The Tremor of Forgery
Date Published07 May 2015
Price£ 8.99

The Tremor of Forgery

by Patricia Highsmith

Stranded in a small Tunisian town, American writer Ingham takes violent action against an attempted burglar, but finds himself curiously indifferent to the outcome.


Ingham is in Tunisia waiting for Castlewood, with whom he was to write a film script. When Castlewood fails to arrive, and he receives no mail from Castlewood or his girlfriend Ina, Ingham begins to feel rather adrift. He starts a novel, and meets Adams, a conventional and rather preachy American he names OWL (Our Way of Life), and Jensen, a gay freethinking Dane.

His sense of anomie grows when he receives word that Castlewood has killed himself in Ingham’s New York flat, after a brief fling with and then rejection by Ina. He is also somewhat disconcerted by local events: he stumbles over a dead body in the street one night, and he is the victim of two petty thefts.

Then he is awoken at night by an intruder at his hotel bungalow, possibly by the man who robbed him before. He hurls his typewriter and  the burglar falls back through the door, injured or dead. Ingham hears hotel staff remove the body, and from then on the man is not seen again. OWL suspects the truth and presses Ingham to confess, as does Ina when she arrives and OWL tells her of his suspicions, but Ingham feels little remorse - his moral sense has been dramatically affected by his experiences over a few short months.

First published in 1969, this is another of the Highsmith oeuvre now reissued in paperback, and it remains as interesting as it was 45 years ago. A certain emphasis on ceremony at mealtimes and politeness betrays its time and class, and compared with most contemporary crime fiction the plot unfolds slowly and there is little action. It will, however, definitely appeal to those who find psychological studies to their liking.

The forensic examination of Ingham’s mental state is echoed by the book he is writing, a story of a Dennison, a banker who systematically robs his employer to give to deserving others. The tremor by which a forger reveals himself explains the title. Ingham explains to Ina that the book explores “whether a person makes his own personality and his own standards from within himself, or whether he and the standards are the creation of the society around him.”
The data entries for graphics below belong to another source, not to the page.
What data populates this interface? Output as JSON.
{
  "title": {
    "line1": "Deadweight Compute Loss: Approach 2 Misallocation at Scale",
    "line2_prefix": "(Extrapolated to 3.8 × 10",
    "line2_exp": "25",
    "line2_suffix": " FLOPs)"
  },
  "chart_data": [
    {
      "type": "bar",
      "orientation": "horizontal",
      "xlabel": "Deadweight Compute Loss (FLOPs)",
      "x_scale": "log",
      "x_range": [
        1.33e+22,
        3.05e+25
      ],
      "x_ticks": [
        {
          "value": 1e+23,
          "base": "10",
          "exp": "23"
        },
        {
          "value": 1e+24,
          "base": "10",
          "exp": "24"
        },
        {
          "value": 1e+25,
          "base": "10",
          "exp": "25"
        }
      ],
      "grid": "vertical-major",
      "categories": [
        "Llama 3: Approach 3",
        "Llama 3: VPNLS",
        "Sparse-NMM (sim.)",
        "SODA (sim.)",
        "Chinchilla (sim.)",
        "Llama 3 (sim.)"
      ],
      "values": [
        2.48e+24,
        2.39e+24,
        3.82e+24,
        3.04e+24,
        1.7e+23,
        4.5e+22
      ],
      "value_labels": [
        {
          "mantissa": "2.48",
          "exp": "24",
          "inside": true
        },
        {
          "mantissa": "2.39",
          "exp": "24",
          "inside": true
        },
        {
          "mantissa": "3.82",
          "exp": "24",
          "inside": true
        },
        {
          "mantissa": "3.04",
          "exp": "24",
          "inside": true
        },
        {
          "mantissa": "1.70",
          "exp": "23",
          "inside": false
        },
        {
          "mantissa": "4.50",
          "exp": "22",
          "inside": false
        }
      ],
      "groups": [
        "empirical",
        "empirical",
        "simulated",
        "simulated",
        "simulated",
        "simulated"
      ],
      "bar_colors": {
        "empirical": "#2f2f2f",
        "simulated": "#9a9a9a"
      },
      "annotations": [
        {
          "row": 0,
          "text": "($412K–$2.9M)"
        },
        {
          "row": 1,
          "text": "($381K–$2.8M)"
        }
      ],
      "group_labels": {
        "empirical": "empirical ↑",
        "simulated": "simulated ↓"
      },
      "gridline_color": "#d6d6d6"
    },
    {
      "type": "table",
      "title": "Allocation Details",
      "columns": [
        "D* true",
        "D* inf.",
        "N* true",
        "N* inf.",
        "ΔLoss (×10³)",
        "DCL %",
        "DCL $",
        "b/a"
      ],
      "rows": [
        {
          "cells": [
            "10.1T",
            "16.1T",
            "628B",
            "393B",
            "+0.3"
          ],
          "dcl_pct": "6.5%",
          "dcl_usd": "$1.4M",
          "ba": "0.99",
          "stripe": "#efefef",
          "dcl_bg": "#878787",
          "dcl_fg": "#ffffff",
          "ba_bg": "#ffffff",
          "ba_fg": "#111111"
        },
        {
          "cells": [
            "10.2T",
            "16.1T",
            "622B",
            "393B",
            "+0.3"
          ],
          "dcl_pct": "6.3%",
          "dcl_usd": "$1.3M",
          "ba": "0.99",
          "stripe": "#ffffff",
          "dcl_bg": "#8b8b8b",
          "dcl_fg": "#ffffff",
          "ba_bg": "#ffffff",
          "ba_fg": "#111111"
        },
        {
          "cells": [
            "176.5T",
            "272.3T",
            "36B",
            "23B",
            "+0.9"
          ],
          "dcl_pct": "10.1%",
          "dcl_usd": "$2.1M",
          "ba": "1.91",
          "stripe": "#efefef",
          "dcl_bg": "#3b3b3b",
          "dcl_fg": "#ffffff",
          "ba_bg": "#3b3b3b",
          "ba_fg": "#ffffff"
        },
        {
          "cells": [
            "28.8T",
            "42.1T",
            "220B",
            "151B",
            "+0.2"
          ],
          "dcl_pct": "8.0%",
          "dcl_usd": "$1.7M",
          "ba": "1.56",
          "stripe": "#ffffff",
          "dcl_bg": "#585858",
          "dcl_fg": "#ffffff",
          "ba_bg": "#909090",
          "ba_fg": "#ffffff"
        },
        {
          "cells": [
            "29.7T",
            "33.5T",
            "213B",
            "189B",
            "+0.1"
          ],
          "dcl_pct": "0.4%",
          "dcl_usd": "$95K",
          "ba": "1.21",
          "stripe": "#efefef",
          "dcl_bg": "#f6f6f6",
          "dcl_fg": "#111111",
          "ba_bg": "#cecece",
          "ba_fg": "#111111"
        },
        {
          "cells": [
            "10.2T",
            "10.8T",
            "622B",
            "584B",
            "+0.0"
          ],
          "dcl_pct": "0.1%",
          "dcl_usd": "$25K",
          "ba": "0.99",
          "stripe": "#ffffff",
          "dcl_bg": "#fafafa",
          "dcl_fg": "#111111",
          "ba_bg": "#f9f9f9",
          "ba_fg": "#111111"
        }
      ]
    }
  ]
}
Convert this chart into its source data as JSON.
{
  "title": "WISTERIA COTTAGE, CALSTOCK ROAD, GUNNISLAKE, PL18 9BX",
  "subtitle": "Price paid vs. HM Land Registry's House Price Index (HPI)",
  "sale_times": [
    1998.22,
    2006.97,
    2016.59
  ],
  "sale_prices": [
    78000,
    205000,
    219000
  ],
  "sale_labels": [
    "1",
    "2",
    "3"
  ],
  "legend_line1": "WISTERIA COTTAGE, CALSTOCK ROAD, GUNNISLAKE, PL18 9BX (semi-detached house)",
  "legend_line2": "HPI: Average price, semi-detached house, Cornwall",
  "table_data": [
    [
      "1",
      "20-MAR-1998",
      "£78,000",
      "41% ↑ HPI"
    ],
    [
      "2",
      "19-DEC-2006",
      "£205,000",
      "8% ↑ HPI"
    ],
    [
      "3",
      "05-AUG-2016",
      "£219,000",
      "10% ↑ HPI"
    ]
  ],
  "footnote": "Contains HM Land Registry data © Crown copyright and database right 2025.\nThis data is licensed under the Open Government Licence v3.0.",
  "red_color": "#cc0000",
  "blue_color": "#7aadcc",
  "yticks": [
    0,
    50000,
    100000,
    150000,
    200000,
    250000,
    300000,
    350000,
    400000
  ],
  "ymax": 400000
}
The feelings of the protagonist are revealed partly through his daily interactions with the only two Western characters in his ambit: OWL, with his conformist parroting of middle-American views, and Jensen, an artist who lives in a cheap tenement, credits locals with little worth, and feels that Ingham has nothing to apologise for. Although Ingham is pulled in both directions, his decision to join Jensen in his tenement, and his reaction to Ina when they meet, seems to suggest Highsmith’s answer to the question she poses.